Results reported include:

• AD biomarkers and neuroinflammation were reduced

• Primary cognitive endpoints were not met

• No significant slowing of cognitive decline versus placebo

  
  

The trials will provide data on the potential disease-modifying effects of semaglutide. They will be important in evaluating its utility in treating early-stage symptomatic Alzheimer’s. The completion of the trials' main phase was in September 2025, and the 52-week extension will continue to October 2026.

Mechanistic plausibility and observational data did not translate into demonstrated cognitive benefit in symptomatic disease. That doesn’t invalidate the metabolic hypothesis, but it limits current clinical claims.

Hope on the Horizon: Exploring Next-Generation GLP-1 Incretin Drugs

Julio P. Frias and colleagues (2024, J Clin Invest) discuss emerging multi-agonist therapies, including:

• GLP-1/GIP dual agonists

• GLP-1/GIP/glucagon triple agonists

  
  

The hypothesis is that broader metabolic and anti-inflammatory signaling may exert stronger systemic and possibly central effects. However, robust randomized data in Alzheimer’s populations remain limited.
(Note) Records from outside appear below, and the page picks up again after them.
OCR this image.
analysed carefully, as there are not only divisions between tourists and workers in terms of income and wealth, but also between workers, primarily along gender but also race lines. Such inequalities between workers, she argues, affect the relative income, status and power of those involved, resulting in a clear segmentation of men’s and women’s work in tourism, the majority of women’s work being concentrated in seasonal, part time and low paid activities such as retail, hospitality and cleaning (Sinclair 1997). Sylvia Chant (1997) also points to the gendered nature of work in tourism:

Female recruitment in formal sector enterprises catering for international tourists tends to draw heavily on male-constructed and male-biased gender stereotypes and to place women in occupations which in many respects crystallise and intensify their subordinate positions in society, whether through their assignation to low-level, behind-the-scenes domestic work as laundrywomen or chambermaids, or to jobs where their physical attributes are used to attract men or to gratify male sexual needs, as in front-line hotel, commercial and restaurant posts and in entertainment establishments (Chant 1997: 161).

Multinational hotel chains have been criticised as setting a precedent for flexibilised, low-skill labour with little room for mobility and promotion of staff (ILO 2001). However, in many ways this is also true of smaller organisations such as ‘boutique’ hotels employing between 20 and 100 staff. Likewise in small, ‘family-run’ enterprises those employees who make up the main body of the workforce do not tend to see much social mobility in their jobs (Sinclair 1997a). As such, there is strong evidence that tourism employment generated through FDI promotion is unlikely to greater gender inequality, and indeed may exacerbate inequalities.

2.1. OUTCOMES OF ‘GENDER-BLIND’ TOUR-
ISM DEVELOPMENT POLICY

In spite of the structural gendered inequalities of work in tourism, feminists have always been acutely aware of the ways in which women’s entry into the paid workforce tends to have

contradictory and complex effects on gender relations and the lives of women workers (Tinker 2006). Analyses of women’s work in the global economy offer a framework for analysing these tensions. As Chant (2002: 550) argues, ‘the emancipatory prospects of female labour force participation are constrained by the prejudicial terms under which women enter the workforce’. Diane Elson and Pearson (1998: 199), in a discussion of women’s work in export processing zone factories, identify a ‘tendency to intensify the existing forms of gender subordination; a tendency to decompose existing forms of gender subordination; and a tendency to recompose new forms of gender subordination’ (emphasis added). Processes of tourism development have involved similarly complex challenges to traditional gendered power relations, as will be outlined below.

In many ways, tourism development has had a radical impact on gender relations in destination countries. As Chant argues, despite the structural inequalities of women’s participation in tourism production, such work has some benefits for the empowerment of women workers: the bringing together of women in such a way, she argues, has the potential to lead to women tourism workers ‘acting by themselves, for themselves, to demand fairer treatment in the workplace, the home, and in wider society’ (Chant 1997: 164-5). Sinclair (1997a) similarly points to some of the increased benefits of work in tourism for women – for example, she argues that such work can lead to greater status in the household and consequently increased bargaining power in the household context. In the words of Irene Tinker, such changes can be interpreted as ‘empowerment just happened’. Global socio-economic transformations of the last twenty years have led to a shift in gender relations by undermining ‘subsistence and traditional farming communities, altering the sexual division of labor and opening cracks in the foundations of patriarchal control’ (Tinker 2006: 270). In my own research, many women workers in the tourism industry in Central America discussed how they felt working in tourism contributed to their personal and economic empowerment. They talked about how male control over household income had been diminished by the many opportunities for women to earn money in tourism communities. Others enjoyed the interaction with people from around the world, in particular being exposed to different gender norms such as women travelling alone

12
Dual and triple incretin agonists (GLP-1/GIP and GLP-1/GIP/glucagon combinations) may exert broader metabolic, anti-inflammatory effects and possibly central nervous system effects.

Frias JP et al., "Emerging multi-agonist incretin therapies and their potential in metabolic and neurodegenerative disease". J Clin Invest
. 2024.

Where We Actually Stand

• The metabolic hypothesis is biologically plausible.

• Brain insulin resistance is well-documented.

• Observational signals are intriguing.

• Phase III semaglutide trials in symptomatic Alzheimer’s were negative.

• Next-generation incretins remain investigational.

  
  

Final Perspective

The exploration of GLP-1–based therapies in Alzheimer's disease reflects a broader shift:

• Neurodegeneration is no longer viewed as an isolated brain pathology.

• It is increasingly understood as a systemic, metabolic–inflammatory disorder with central manifestations.

• At present, GLP-1 receptor agonists are not established treatments for Alzheimer’s disease. But the metabolic lens is not going away.

• The next decade will likely focus less on amyloid alone and more on systemic resilience, metabolic integrity, and early intervention.

  
  

In conclusion, the ongoing research into the metabolic aspects of Alzheimer’s disease presents a promising avenue for future therapies. Understanding the interplay between metabolism and neurodegeneration will be essential in developing effective interventions.